In case No. 90 CR 11991, wherein defendant pleaded guilty to two counts of armed robbery, the State proffered that on April 4, 1990, defendant and an accomplice entered a beauty salon whereupon defendant displayed a .25-caliber handgun and announced a robbery. Defendant forced all the patrons to lie down on the floor and then proceeded to take money and jewelry from each of them. Defendant then placed a gun to the owner’s head and ordered her to open the safe from which he took an undisclosed sum. The State proffered that seven witnesses positively identified defendant as the perpetrator and further that the same .25-caliber handgun used in the robbery was recovered on defendant’s person upon his arrest.

Finally, in case No. 90 CR 660648, as a factual basis for this plea, the State proffered that on April 17, 1990, together with an accomplice, defendant entered a Clark gas station brandishing a .25-caliber handgun at the two employees. Defendant then led the employees to the back office, where he handcuffed them to a pipe while his accomplice took money from the cash register and safe. The State proffered that both employees would identify defendant in open court as the offender just as they had done in a lineup shortly after the crime.

In light of the State’s proffer of eyewitness testimony identifying defendant as the offender in each of the aforementioned cases, there is no reasonable probability that, if defendant’s inculpatory confessions in those cases had been excluded, he would not have pleaded guilty to *1039the charges, and instead would have proceeded to trial and been found not guilty. Accordingly, defendant has failed to establish a freestanding claim of actual innocence. See Collier, 387 Ill.

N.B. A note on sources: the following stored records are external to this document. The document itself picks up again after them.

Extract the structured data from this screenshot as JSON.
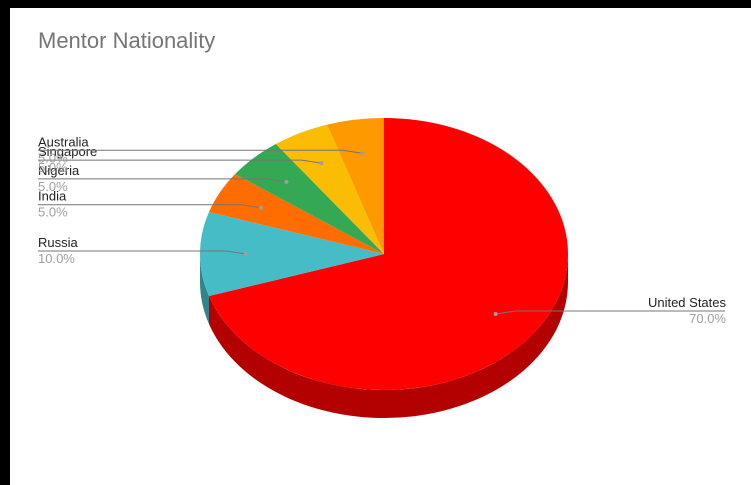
{
  "chart_data": {
    "type": "pie",
    "title": "Mentor Nationality",
    "three_d": true,
    "slices": [
      {
        "label": "United States",
        "value": 70.0,
        "pct_label": "70.0%",
        "color": "#ff0000",
        "side_color": "#b30000"
      },
      {
        "label": "Russia",
        "value": 10.0,
        "pct_label": "10.0%",
        "color": "#46bdc6",
        "side_color": "#318489"
      },
      {
        "label": "India",
        "value": 5.0,
        "pct_label": "5.0%",
        "color": "#ff6d01",
        "side_color": "#b34c01"
      },
      {
        "label": "Nigeria",
        "value": 5.0,
        "pct_label": "5.0%",
        "color": "#34a853",
        "side_color": "#24763a"
      },
      {
        "label": "Singapore",
        "value": 5.0,
        "pct_label": "5.0%",
        "color": "#fbbc04",
        "side_color": "#b08403"
      },
      {
        "label": "Australia",
        "value": 5.0,
        "pct_label": "5.0%",
        "color": "#ff9900",
        "side_color": "#b36b00"
      }
    ]
  }
}
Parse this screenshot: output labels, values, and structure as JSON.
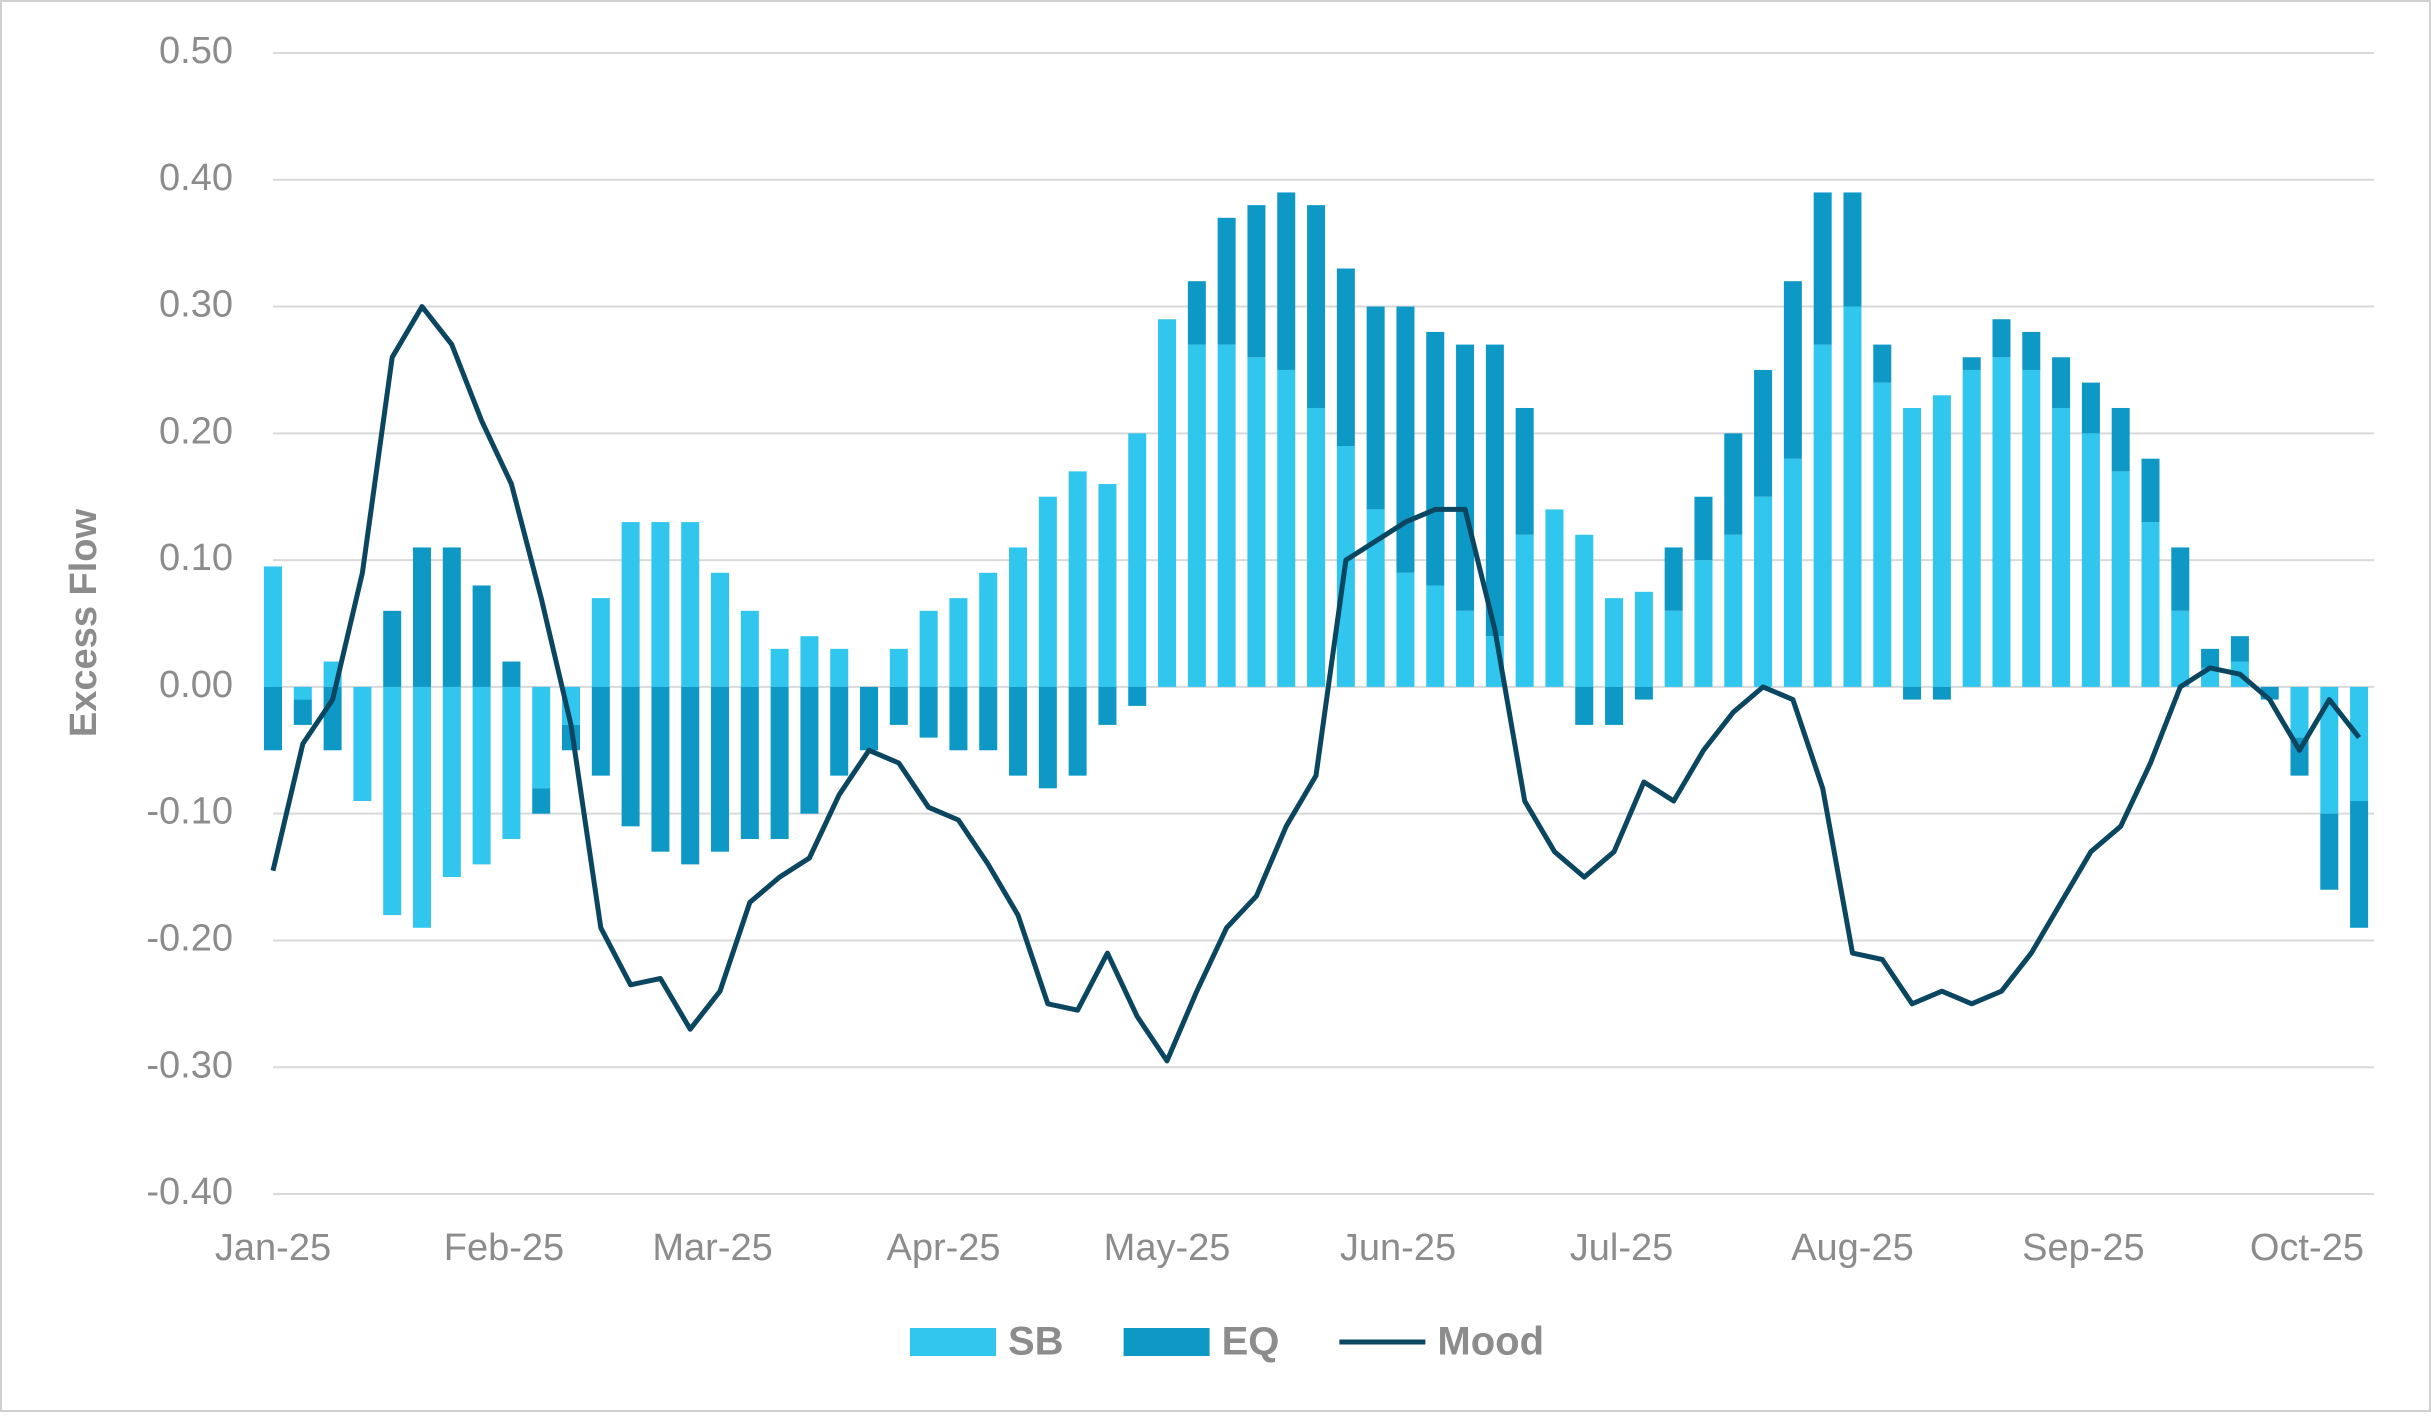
{
  "chart_data": {
    "type": "combo",
    "y_label": "Excess Flow",
    "x": [
      0,
      4,
      8,
      12,
      16,
      20,
      24,
      28,
      32,
      36,
      40,
      44,
      48,
      52,
      56,
      60,
      64,
      68,
      72,
      76,
      80,
      84,
      88,
      92,
      96,
      100,
      104,
      108,
      112,
      116,
      120,
      124,
      128,
      132,
      136,
      140,
      144,
      148,
      152,
      156,
      160,
      164,
      168,
      172,
      176,
      180,
      184,
      188,
      192,
      196,
      200,
      204,
      208,
      212,
      216,
      220,
      224,
      228,
      232,
      236,
      240,
      244,
      248,
      252,
      256,
      260,
      264,
      268,
      272,
      276,
      280
    ],
    "xlim": [
      0,
      282
    ],
    "xticks": [
      {
        "value": 0,
        "label": "Jan-25"
      },
      {
        "value": 31,
        "label": "Feb-25"
      },
      {
        "value": 59,
        "label": "Mar-25"
      },
      {
        "value": 90,
        "label": "Apr-25"
      },
      {
        "value": 120,
        "label": "May-25"
      },
      {
        "value": 151,
        "label": "Jun-25"
      },
      {
        "value": 181,
        "label": "Jul-25"
      },
      {
        "value": 212,
        "label": "Aug-25"
      },
      {
        "value": 243,
        "label": "Sep-25"
      },
      {
        "value": 273,
        "label": "Oct-25"
      }
    ],
    "ylim": [
      -0.4,
      0.5
    ],
    "yticks": [
      {
        "value": -0.4,
        "label": "-0.40"
      },
      {
        "value": -0.3,
        "label": "-0.30"
      },
      {
        "value": -0.2,
        "label": "-0.20"
      },
      {
        "value": -0.1,
        "label": "-0.10"
      },
      {
        "value": 0,
        "label": "0.00"
      },
      {
        "value": 0.1,
        "label": "0.10"
      },
      {
        "value": 0.2,
        "label": "0.20"
      },
      {
        "value": 0.3,
        "label": "0.30"
      },
      {
        "value": 0.4,
        "label": "0.40"
      },
      {
        "value": 0.5,
        "label": "0.50"
      }
    ],
    "grid": true,
    "legend": "bottom",
    "series": [
      {
        "name": "SB",
        "type": "bar",
        "color": "#30c6ee",
        "values": [
          0.095,
          -0.01,
          0.02,
          -0.09,
          -0.18,
          -0.19,
          -0.15,
          -0.14,
          -0.12,
          -0.08,
          -0.03,
          0.07,
          0.13,
          0.13,
          0.13,
          0.09,
          0.06,
          0.03,
          0.04,
          0.03,
          0.0,
          0.03,
          0.06,
          0.07,
          0.09,
          0.11,
          0.15,
          0.17,
          0.16,
          0.2,
          0.29,
          0.27,
          0.27,
          0.26,
          0.25,
          0.22,
          0.19,
          0.14,
          0.09,
          0.08,
          0.06,
          0.04,
          0.12,
          0.14,
          0.12,
          0.07,
          0.075,
          0.06,
          0.1,
          0.12,
          0.15,
          0.18,
          0.27,
          0.3,
          0.24,
          0.22,
          0.23,
          0.25,
          0.26,
          0.25,
          0.22,
          0.2,
          0.17,
          0.13,
          0.06,
          0.015,
          0.02,
          0.0,
          -0.04,
          -0.1,
          -0.09
        ]
      },
      {
        "name": "EQ",
        "type": "bar",
        "color": "#0d98c6",
        "values": [
          -0.05,
          -0.02,
          -0.05,
          0.0,
          0.06,
          0.11,
          0.11,
          0.08,
          0.02,
          -0.02,
          -0.02,
          -0.07,
          -0.11,
          -0.13,
          -0.14,
          -0.13,
          -0.12,
          -0.12,
          -0.1,
          -0.07,
          -0.05,
          -0.03,
          -0.04,
          -0.05,
          -0.05,
          -0.07,
          -0.08,
          -0.07,
          -0.03,
          -0.015,
          0.0,
          0.05,
          0.1,
          0.12,
          0.14,
          0.16,
          0.14,
          0.16,
          0.21,
          0.2,
          0.21,
          0.23,
          0.1,
          0.0,
          -0.03,
          -0.03,
          -0.01,
          0.05,
          0.05,
          0.08,
          0.1,
          0.14,
          0.12,
          0.09,
          0.03,
          -0.01,
          -0.01,
          0.01,
          0.03,
          0.03,
          0.04,
          0.04,
          0.05,
          0.05,
          0.05,
          0.015,
          0.02,
          -0.01,
          -0.03,
          -0.06,
          -0.1
        ]
      },
      {
        "name": "Mood",
        "type": "line",
        "color": "#0b4660",
        "values": [
          -0.145,
          -0.045,
          -0.01,
          0.09,
          0.26,
          0.3,
          0.27,
          0.21,
          0.16,
          0.07,
          -0.03,
          -0.19,
          -0.235,
          -0.23,
          -0.27,
          -0.24,
          -0.17,
          -0.15,
          -0.135,
          -0.085,
          -0.05,
          -0.06,
          -0.095,
          -0.105,
          -0.14,
          -0.18,
          -0.25,
          -0.255,
          -0.21,
          -0.26,
          -0.295,
          -0.24,
          -0.19,
          -0.165,
          -0.11,
          -0.07,
          0.1,
          0.115,
          0.13,
          0.14,
          0.14,
          0.045,
          -0.09,
          -0.13,
          -0.15,
          -0.13,
          -0.075,
          -0.09,
          -0.05,
          -0.02,
          0.0,
          -0.01,
          -0.08,
          -0.21,
          -0.215,
          -0.25,
          -0.24,
          -0.25,
          -0.24,
          -0.21,
          -0.17,
          -0.13,
          -0.11,
          -0.06,
          0.0,
          0.015,
          0.01,
          -0.01,
          -0.05,
          -0.01,
          -0.04
        ]
      }
    ]
  }
}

App. 3d at 636.

Cause-and-Prejudice Test

In the alternative, defendant contends that he should have been permitted to proceed with his successive postconviction petition because he met the requirements of cause-and-prejudice as articulated in section 122 — 1(f) of the Act (725 ILCS 5/122 — 1(f) (West 2004)). We disagree.

Defendant may well be able to establish cause insofar as he was objectively impeded from raising this claim earlier by pointing to the fact that he did not have the benefit of either the Report of the Special State’s Attorney or the Request in his earlier postconviction proceedings, as they both became available after the dismissal of his third successive postconviction petition. However, for the reasons already discussed above with respect to defendant’s attempt to establish a claim of actual innocence, he cannot establish prejudice. In light of the amply supportive evidence proffered by the State at defendant’s guilty plea hearing, there is no reasonable probability that had those additional documents evidencing brutality at Area 2 come to light preventing the introduction of defendant’s confession, defendant would have proceeded to trial and would have been acquitted of the charged offenses.

CONCLUSION

For all of the aforementioned reasons, we affirm the judgment of the circuit court.

Affirmed.

CAHILL, EJ., and ROBERT E. GORDON, J., concur.